Берега Одессы опускались в густое море, в Древнюю мглу. Шум волн, казалось, старался загладить в памяти одесские дни.
- Да, много было солнца,- сказал вслух Берг и вздохнул.
Официант покосился и поставил перед ним стакан крепчайшего красного чая с кружком бледно-золотого лимона.
КИТАЕЦ - ПРАЧКА
В Таганроге Батурин прожил неделю. Никаких следов Пиррисона и Нелидовой он не нашел и решил ехать в Бердянск. Решение это стоило двух бессонных ночей,- он думал о Вале, и опять пришла к нему пронзительная жалость. Он не находил себе места.
Валя была молчалива. Она догадывалась, что Батурин решил уехать, но ничего не спрашивала, только плакала по ночам.
Все это было тем тяжелее для Батурина, что она ни слова не сказала ему о любви,- всю неделю Батурин прожил с ней, как с давно потерянным другом.
Вечером накануне отъезда Валя ушла, ничего не сказав, и вернулась около полуночи. Электричество в номере не горело. Батурин сидел при свече и писал письмо капитану.
Валя остановилась в темных дверях.
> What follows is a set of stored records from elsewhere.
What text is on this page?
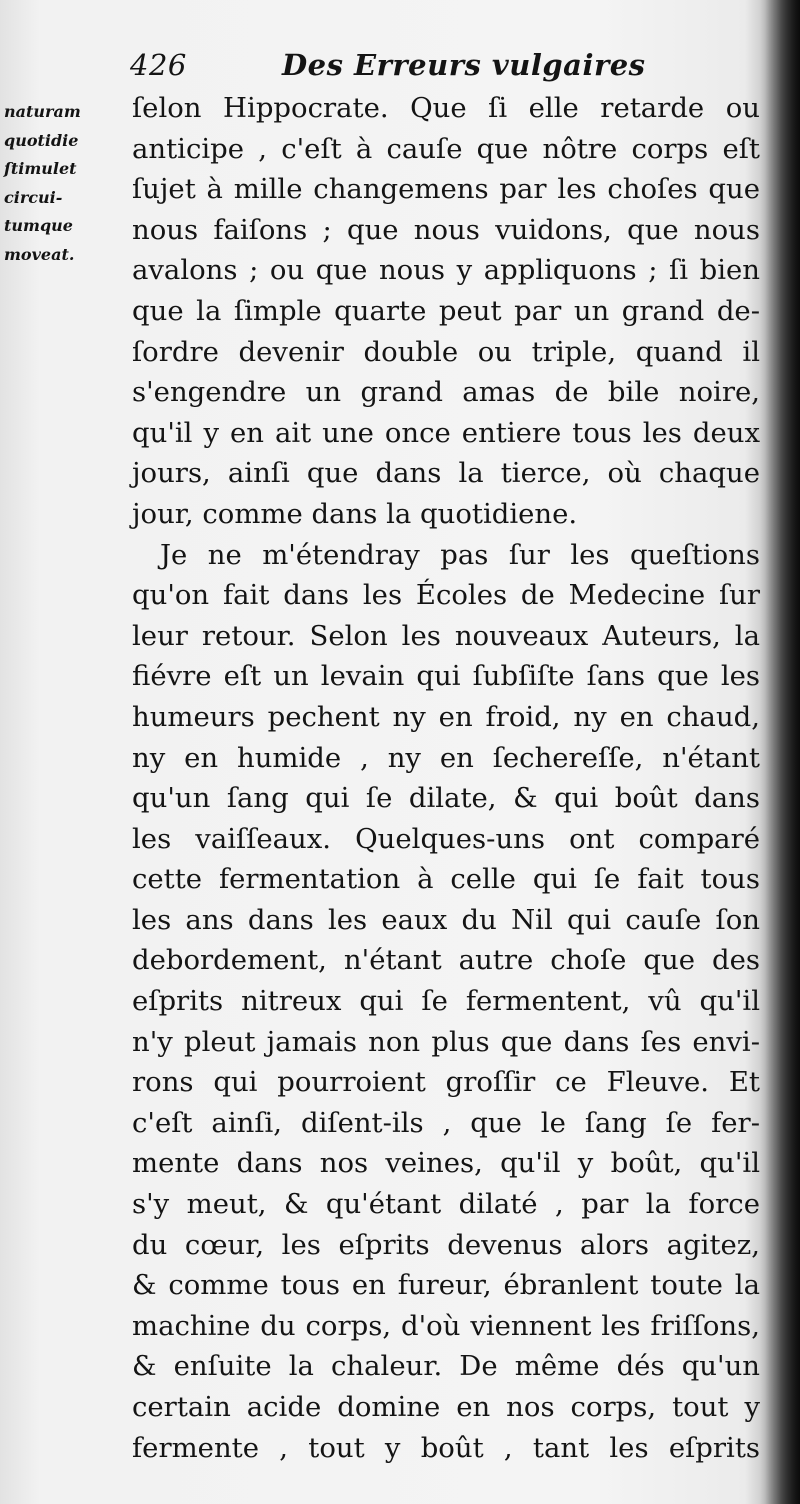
426	Des Erreurs vulgaires
naturam
quotidie
ſtimulet
circui-
tumque
moveat.
ſelon Hippocrate. Que ſi elle retarde ou
anticipe , c'eſt à cauſe que nôtre corps eſt
ſujet à mille changemens par les choſes que
nous faiſons ; que nous vuidons, que nous
avalons ; ou que nous y appliquons ; ſi bien
que la ſimple quarte peut par un grand de-
ſordre devenir double ou triple, quand il
s'engendre un grand amas de bile noire,
qu'il y en ait une once entiere tous les deux
jours, ainſi que dans la tierce, où chaque
jour, comme dans la quotidiene.
Je ne m'étendray pas ſur les queſtions
qu'on fait dans les Écoles de Medecine ſur
leur retour. Selon les nouveaux Auteurs, la
fiévre eſt un levain qui ſubſiſte ſans que les
humeurs pechent ny en froid, ny en chaud,
ny en humide , ny en ſechereſſe, n'étant
qu'un ſang qui ſe dilate, & qui boût dans
les vaiſſeaux. Quelques-uns ont comparé
cette fermentation à celle qui ſe fait tous
les ans dans les eaux du Nil qui cauſe ſon
debordement, n'étant autre choſe que des
eſprits nitreux qui ſe fermentent, vû qu'il
n'y pleut jamais non plus que dans ſes envi-
rons qui pourroient groſſir ce Fleuve. Et
c'eſt ainſi, diſent-ils , que le ſang ſe fer-
mente dans nos veines, qu'il y boût, qu'il
s'y meut, & qu'étant dilaté , par la force
du cœur, les eſprits devenus alors agitez,
& comme tous en fureur, ébranlent toute la
machine du corps, d'où viennent les friſſons,
& enſuite la chaleur. De même dés qu'un
certain acide domine en nos corps, tout y
fermente , tout y boût , tant les eſprits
Батурин слышал ее отрывистое дыханье и внезапно, еще не видя ее, понял, что несчастье вошло вместе с ней в пустую и черную комнату. Это ощущение непоправимой беды было так остро, что Батурин боялся оглянуться.
- Валя! - позвал он тихо.
Она молчала.
- Валя, вы?
Она молчала. Электрическая лампочка медленно налилась мертвым светом. Батурин оглянулся и встал.
Так они стояли несколько минут. Валя была бледна, яркие пятна на ее щеках казались трупными, глаза были полузакрыты.
- Я,- хрипло сказала она.- Не разговаривайте со мной, иначе я буду кричать.